Acone, Ludmila. "Between Mars and Venus: the gender of dance in fifteenth-century Italy." Clio. Women, Gender, History 46 (2017): 131-144.

URL (Open Access): https://www.cairn-int.info/journal-clio-women-gender-history-2017-2.htm
URL article in spanish (Open Access): https://www.cairn-mundo.info/revista-clio-femmes-genre-histoire-2017-2.htm
URL article in french (Open Access): https://www.cairn.info/revue-clio-femmes-genre-histoire-2017-2.htm


Abstract:
In Italian courts of the fifteenth century, dance and combat, essential aspects of education for the nobility, helped define behavioural codes for both women and men. Quattrocento dance masters constructed and defined the theory and practice of an elite dance culture by producing a discourse compliant with political, social and gendered norms. Guglielmo Ebreo’s writing, for example, defines precise roles for dancing women and men.

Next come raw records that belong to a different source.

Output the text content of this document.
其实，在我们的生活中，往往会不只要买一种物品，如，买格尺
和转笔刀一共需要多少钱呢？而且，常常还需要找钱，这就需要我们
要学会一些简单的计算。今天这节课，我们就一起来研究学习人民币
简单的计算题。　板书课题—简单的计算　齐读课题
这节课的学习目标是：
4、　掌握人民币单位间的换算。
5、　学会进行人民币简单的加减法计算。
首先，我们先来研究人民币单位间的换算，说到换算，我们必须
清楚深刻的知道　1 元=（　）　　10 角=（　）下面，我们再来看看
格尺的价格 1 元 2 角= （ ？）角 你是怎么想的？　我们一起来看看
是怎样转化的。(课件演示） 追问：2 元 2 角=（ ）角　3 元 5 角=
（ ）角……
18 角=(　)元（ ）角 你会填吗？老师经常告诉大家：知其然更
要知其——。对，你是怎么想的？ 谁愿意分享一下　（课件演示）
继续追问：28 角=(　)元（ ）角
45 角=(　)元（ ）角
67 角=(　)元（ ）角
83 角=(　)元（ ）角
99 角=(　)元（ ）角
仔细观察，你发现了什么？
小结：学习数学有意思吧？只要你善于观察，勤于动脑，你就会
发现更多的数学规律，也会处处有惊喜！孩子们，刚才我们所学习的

Antonio Cornazzano, a military man, poet and humanist, expresses his vision of propriety via a general concept of gender complementarity. Through the intervention of these dancing masters, the “virile” values attributed to masculinity took center stage in the evolution of court life. Techniques of the body represented both a reality and a form of political discourse in which the masculine and the feminine were embodied according to the models of Mars and of Venus, two elements of the Concordia discors, in which women were trained to dance and men trained to fight.